PRELUDE Study of Lymphatic Surgery to Treat Breast Cancer Related Lymphoedema
Description of the Study
Lymphoedema is a chronic debilitating disease that can have severe adverse effects on day-to-day life causing great physical and visual discomfort. The clinical presentation is characterised by chronic swelling of limbs, accompanied by localised pain, skin changes and recurrent infections. It is caused by a disruption in lymphatic flow which prevents the normal circulation of interstitial fluid (situated in the spaces between the cells of the body), resulting in swelling of the affected limb. It can be primary (cause unknown) or secondary to a number of causes such as malignancy, trauma, surgery, radiotherapy, infection, or venous disease. In breast cancer treatment, axillary surgery and radiotherapy significantly damage normal lymphatic drainage of the upper limb, causing lymphoedema in 1-in-5 patients. There is a growing body of evidence that this chronic and debilitating condition can be better managed through early surgical intervention rather than the current conservative management, which rely on pressure garments and massage.

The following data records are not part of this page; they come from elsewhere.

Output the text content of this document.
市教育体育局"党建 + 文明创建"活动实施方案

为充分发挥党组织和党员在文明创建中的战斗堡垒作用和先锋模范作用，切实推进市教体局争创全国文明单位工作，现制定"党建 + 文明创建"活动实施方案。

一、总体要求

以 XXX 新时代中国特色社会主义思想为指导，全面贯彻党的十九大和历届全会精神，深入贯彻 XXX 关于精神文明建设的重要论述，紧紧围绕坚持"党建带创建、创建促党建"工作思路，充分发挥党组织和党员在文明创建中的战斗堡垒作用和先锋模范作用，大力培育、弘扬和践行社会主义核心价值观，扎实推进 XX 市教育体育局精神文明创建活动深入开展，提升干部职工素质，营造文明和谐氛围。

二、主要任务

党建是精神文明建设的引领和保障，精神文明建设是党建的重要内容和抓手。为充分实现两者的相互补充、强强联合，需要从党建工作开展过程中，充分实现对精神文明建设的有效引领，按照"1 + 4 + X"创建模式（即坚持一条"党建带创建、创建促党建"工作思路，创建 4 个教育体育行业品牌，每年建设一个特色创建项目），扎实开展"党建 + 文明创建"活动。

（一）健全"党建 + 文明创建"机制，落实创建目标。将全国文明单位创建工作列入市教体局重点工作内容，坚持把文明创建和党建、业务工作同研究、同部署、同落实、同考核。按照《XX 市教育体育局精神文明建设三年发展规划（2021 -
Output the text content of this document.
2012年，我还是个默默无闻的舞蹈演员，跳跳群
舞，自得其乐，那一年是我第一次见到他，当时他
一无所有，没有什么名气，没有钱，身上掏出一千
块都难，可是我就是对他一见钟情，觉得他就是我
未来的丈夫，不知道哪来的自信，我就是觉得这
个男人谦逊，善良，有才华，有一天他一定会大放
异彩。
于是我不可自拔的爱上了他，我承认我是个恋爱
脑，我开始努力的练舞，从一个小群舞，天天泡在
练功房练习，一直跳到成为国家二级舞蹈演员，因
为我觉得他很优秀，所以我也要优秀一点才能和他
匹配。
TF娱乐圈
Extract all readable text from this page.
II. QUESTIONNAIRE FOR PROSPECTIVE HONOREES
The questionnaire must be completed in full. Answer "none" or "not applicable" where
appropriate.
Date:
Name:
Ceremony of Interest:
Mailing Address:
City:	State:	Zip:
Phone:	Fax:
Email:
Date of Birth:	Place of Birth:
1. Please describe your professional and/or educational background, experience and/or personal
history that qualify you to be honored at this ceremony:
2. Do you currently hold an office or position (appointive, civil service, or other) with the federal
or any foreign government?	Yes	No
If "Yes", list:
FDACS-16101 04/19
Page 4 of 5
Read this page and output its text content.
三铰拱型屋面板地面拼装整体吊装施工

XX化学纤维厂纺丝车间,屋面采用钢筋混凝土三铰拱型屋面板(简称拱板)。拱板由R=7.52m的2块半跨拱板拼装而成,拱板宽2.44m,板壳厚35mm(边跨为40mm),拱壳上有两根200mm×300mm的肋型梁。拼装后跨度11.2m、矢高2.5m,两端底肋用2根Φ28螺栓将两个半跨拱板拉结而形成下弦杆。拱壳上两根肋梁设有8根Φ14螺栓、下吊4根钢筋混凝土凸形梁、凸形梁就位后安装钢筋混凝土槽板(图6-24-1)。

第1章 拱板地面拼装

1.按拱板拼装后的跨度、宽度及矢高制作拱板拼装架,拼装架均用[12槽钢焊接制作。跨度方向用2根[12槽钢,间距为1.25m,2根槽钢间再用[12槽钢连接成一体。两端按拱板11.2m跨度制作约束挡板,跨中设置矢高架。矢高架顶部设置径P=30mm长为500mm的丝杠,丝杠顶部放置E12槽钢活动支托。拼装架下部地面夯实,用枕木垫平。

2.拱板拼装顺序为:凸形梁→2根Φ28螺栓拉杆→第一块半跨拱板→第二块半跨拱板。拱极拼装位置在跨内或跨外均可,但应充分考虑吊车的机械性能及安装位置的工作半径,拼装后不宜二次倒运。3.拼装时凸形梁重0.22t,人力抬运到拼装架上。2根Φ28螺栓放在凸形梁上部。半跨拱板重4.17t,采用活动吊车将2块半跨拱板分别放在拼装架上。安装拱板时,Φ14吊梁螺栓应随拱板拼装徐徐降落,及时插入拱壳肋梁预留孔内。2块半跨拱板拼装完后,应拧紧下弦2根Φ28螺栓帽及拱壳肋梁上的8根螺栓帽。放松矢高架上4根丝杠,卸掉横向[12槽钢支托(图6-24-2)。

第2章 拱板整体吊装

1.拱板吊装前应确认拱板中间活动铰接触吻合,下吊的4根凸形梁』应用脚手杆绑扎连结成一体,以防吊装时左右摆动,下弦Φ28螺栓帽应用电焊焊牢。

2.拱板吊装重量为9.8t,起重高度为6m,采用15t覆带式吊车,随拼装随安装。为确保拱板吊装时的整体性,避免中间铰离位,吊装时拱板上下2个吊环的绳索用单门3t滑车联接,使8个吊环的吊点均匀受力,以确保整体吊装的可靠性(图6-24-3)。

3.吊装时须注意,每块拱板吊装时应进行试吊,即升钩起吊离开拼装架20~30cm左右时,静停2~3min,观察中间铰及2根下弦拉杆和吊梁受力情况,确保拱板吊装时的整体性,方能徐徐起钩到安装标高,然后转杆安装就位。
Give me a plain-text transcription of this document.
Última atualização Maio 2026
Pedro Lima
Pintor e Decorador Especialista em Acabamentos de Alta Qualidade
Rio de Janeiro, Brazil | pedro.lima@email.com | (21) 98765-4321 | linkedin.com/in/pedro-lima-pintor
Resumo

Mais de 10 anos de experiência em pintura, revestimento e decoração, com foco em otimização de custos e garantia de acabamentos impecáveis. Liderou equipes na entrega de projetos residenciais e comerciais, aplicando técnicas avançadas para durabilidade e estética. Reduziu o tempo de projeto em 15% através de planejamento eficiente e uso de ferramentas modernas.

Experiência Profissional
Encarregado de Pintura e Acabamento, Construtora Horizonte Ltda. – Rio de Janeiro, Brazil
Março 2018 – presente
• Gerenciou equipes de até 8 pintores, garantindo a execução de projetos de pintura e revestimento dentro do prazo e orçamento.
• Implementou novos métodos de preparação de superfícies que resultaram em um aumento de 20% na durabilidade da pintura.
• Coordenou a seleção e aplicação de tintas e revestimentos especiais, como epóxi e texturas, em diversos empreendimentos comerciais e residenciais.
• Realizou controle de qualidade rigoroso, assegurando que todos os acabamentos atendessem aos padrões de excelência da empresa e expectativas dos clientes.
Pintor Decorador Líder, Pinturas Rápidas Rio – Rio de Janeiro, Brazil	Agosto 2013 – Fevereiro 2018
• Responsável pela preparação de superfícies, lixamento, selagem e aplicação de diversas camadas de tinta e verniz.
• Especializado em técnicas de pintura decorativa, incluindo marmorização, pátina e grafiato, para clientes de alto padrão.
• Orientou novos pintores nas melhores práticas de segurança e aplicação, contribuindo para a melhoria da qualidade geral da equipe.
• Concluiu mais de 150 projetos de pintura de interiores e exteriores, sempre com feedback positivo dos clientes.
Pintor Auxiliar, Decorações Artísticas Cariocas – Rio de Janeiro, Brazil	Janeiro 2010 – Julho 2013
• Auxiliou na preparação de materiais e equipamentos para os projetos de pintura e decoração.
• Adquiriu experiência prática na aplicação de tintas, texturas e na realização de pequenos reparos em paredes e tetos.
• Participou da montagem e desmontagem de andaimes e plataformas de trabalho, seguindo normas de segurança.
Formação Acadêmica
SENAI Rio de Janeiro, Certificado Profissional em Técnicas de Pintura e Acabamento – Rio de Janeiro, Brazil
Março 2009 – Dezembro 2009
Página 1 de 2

This surgical intervention, lymphaticovenous anastomosis (LVA), joins up a number of the draining lymphatic vessels to correspondingly sized veins on the affected limb using microsurgical techniques. A special dye and camera system is used to facilitate identifying lymph vessels. This creates a new drainage pathway for the lymph fluid around the area of disruption, improving lymphatic flow. Volume reduction is expected and this would be expected to provide quality of life benefits for the patients. This study seeks to compare the outcomes from both therapies and determine whether LVA surgery can help to improve the physical burden and quality of life for patients affected by lymphoedema. Furthermore, lymphoedema places a substantial burden on NHS services. If this trial is successful, LVA surgery could improve patient outcomes and reduce the overall cost of treatment.